Cuando se gira hacia Ginny para pedirle el zumo de calabaza, los ojos de la pelirroja están trabados en la otra esquina de la mesa, donde Harry no pestañea tras las gafas. Mirarlos es casi violento, como si hubiese entrado en una habitación sin llamar y los hubiera encontrado abrazados en la cama. Avergonzada, resbala los ojos sobre la mesa y sube sin pensar por un jersey que conoce de memoria. Parece contento, distraído por Charlie y su padre, relajado y un poco más mayor, o más joven, o simplemente más parecido al Ron de Hogwarts que al Ron de la guerra, menos callado y más risueño.

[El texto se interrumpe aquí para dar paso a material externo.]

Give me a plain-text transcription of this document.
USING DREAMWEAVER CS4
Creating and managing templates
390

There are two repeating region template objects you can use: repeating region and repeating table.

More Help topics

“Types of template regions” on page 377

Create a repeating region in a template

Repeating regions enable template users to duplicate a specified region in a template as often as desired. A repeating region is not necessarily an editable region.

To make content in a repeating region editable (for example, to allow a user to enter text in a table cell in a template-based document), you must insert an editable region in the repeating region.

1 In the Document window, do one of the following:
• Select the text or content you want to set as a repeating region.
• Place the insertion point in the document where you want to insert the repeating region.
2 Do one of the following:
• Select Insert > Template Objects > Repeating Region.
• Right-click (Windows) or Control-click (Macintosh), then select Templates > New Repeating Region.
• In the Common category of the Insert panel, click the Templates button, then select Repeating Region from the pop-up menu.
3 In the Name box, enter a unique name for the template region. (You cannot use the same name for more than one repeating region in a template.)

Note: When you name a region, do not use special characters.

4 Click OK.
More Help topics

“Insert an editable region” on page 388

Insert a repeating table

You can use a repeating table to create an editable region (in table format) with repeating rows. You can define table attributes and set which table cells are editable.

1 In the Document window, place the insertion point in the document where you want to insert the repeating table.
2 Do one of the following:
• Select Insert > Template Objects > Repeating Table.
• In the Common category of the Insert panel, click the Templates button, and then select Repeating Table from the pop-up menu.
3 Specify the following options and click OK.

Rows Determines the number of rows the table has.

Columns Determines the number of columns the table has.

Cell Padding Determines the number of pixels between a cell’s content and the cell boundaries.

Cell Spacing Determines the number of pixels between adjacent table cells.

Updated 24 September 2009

Su voz tiene ese timbre despreocupado e inocente que ya casi había olvidado, algo rugoso que siempre hace que Hermione ponga los ojos en blanco mientras se convence a sí misma que no es gracioso en absoluto.
Es entonces cuando la mira y sus pecas se derriten en una sonrisa que dura un segundo, labios que se ladean y le funden el estómago mientras se pregunta si ellos son tan obvios como Harry y Ginny.
Y es toda una revelación.
Qué es lo que tiene que ser obvio, cómo se llama su intimidad. Qué son exactamente. Dos amigos que se esconden en el escobero y se llenan el mentón de saliva.
- Aquí no- la voz de Hermione es un susurro frustrado y abre la puerta adecentándose el pelo con los dedos.
Cuando va a acostarse, Ginny no está en la cama y se queda dormida con risas que tintinean entre suspiros sobre su cabeza, como campanillas de plata.
Brota del silencio otro silencio
A veces no dicen nada.
A veces negocian entre besos, buscándose los botones.
- Harry va a llegar.
- Sólo un poco.
Ron es un gruñido ronco y Hermione siempre suspira y piensa que tienen que hablar, sentarse y hablar, saber dónde están y opinar qué es lo que quieren, mientras el silencio se llena de cremalleras que bajan y ese ruido húmedo de labio contra labio.